Dua hari setelah 2nd opinion itu ternyata kondisi makin memburuk, akhirnya ke dokter lagi. Kali ini dokter yang biasa lagi gak praktek, daftarlah ke dokter sebelahnya (ruangan prakteknya sebelahan maksudnya), namanya dokter Eva Sridiana. Alhamdulillah dokter yang ini lebih komunikatif dan sabar.

Setelah periksa-periksa rutin, tanya jawab seputar kesehatan (ya iyalah, masa seputar resep masakan), disuruh foto lagi, karena dari terakhir sedot cairan memang belum pernah foto. Hasilnya bikin pengen nangis, karena paru-paru kiri gambar kabutnya makin banyak, yang berarti cairannya balik lagi with a vengeance, gak mau kalah sama John McClane.

Oh ya, saat itu kira-kira 4 minggu sesudah thoracentesis pertama.
Mau nggak mau, suka nggak suka, terpaksa harus menjalani lagi.

Pas awal-awal ke dokter ini, sayangnya, fokus utama tetep alergi obat, karena melihat diagnosis dokter sebelumnya sudah positif TBC, tapi obat nggak bisa masuk. Jadi sambil memperbaiki kondisi, obat2an yang bikin alergi ini harus dicari dulu.

Seperti sudah dibahas di volume sebelumnya, obat TB yang diresepkan adalah rimstar, yang isinya 'oplosan' obat TB yang empat jenis itu. Nah, karena kalau minum yang 4 in 1 itu jadi gak tau mana yang bikin alergi, akhirnya dokter membuat 'program test obat'.

Obat yang 4 itu diberikan dalam bentuk terpisah-pisah. Tapi karena efek alerginya masih berat, terutama gatal dan mual, pasiennya minta waktu untuk menghilangkan efek alergi obat yang kemarin. Maksudnya supaya lebih jelas, reaksi alergi yang dirasa itu sisa minum obat yang kemarin atau karena tes obat yang sekarang.

Sebenernya sih alasan utama karena capek banget yaa..
Berhari-hari nyaris nggak tidur sama sekali, nggak makan sama sekali..

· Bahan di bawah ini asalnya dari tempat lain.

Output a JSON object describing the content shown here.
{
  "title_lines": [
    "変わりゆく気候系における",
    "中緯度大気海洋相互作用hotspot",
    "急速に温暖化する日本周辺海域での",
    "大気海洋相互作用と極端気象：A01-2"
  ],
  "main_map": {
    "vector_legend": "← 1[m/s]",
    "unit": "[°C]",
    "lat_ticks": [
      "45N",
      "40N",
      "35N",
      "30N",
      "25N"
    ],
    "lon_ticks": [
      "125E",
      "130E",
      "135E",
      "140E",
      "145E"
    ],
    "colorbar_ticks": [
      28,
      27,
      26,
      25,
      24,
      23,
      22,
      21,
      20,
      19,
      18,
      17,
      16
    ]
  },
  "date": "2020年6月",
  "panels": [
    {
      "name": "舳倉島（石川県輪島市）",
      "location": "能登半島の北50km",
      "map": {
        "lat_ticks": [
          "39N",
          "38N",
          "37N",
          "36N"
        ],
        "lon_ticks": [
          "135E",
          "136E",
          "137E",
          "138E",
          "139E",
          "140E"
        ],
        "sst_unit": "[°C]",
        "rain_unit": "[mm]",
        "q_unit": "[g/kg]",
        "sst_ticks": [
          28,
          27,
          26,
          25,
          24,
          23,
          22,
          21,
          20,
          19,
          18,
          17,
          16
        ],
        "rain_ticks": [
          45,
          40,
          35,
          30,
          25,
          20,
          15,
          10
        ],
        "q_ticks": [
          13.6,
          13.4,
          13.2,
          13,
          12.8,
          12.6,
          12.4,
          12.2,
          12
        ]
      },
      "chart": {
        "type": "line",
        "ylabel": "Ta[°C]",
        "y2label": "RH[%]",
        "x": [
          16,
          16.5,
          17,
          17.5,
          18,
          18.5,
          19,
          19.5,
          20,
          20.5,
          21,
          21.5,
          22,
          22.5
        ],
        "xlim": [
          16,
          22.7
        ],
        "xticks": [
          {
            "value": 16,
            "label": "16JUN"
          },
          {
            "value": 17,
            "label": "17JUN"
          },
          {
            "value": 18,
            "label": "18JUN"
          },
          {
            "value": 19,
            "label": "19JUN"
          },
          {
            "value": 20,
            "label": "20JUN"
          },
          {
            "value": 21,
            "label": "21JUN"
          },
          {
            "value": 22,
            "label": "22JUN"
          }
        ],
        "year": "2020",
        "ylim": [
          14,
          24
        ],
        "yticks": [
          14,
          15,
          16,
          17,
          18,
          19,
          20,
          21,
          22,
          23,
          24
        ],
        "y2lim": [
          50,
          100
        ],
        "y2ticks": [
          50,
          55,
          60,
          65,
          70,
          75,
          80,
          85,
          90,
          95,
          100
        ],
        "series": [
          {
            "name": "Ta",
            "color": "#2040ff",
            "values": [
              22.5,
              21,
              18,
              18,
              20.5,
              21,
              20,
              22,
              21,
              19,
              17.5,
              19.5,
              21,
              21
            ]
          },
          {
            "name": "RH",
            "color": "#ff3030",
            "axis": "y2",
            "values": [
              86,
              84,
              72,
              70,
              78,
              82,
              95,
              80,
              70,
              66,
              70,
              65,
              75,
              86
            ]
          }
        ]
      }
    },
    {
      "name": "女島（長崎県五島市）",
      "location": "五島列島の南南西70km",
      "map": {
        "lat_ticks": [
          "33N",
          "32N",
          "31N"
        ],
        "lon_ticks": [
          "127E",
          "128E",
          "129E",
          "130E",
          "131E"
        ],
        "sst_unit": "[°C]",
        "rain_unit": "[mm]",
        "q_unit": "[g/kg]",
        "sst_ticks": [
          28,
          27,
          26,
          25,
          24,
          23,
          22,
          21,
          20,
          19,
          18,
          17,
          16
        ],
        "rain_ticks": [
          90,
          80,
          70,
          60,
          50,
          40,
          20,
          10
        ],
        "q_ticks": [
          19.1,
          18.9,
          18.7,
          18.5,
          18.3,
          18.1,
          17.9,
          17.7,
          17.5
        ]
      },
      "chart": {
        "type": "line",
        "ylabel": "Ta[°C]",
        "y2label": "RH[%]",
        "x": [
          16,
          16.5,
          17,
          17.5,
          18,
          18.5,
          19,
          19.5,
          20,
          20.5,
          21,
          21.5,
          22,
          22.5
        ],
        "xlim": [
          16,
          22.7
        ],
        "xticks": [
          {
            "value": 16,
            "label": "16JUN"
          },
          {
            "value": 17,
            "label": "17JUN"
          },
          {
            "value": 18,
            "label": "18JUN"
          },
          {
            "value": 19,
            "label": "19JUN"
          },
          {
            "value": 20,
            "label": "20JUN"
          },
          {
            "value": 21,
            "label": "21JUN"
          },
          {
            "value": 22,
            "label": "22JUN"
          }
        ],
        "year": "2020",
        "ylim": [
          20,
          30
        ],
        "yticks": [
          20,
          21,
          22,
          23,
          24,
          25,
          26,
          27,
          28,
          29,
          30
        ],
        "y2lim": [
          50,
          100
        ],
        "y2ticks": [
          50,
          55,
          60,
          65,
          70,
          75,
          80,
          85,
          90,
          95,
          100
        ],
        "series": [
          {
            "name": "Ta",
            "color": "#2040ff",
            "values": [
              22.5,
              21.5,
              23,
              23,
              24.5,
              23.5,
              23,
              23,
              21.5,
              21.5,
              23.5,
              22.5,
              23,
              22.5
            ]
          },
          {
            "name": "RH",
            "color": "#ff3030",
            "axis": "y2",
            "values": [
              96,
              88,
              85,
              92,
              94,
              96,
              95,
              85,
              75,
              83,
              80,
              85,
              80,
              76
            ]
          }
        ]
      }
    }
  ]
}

Oh ya, program test obat ini dilakukan dengan cara mengkonsumsi satu demi satu obat yang 4 jenis itu. Urutannya sesuai prioritas : batch 1 isoniazid, batch 2 rifampicin, 3 pyrazinamid, terakhir ethambutol.
  • Start batch 1 : kalau hari pertama alergi, hari berikutnya dosis diturunkan sampai reaksi alerginya bisa ditolerir. 
  • Kalau hari berikutnya masih alergi, diturunkan lagi dosisinya. 
    • Kalau sudah turun minimal tapi tetap nggak kuat, stop dan beralih ke batch selanjutnya. Berarti obatnya nggak bisa diminum.
    • Kalau nggak ada reaksi alergi atau setelah diturunkan alerginya hilang, stop juga dan beralih ke batch selanjutnya, berarti obat ini bisa diminum dengan dosis terakhir. 
Begitu terus sampai 4 obat itu dites semua.

Singkat kata singkat cerita, test alergi obat berjalan dengan tidak sukses. Ternyata yang membuat alergi paling berat adalah Isoniazid. Alergi terberat kedua, Rifampicin. Padahal kedua obat itu bisa dibilang obat utamanya. Dokternya pusing, pasiennya apalagi.
Tapi menurut bu dokter, akhir-akhir ini memang entah kenapa (maksudnya belum diketahui sebab persisnya gitu) makin banyak orang yang alergi terhadap obat-obatan TB, adahal dulu tidak terlalu sering ditemui kasus alergi seperti ini.

Karena INH sudah tidak mungkin dikonsumsi, maka dokter meresepkan obat lini kedua sebagai pelengkap, yaitu streptomicyn, yang sialnya harus diberikan dengan cara injeksi di pantat setiap hari sekali. Ouch!
Tapi ya itu tadi, test obat tetap tidak sukses, karena tampaknya pasien yang malang ini alergi juga sama streptomycin. Hiks..
Akhirnya streptomycin distop juga setelah satu minggu.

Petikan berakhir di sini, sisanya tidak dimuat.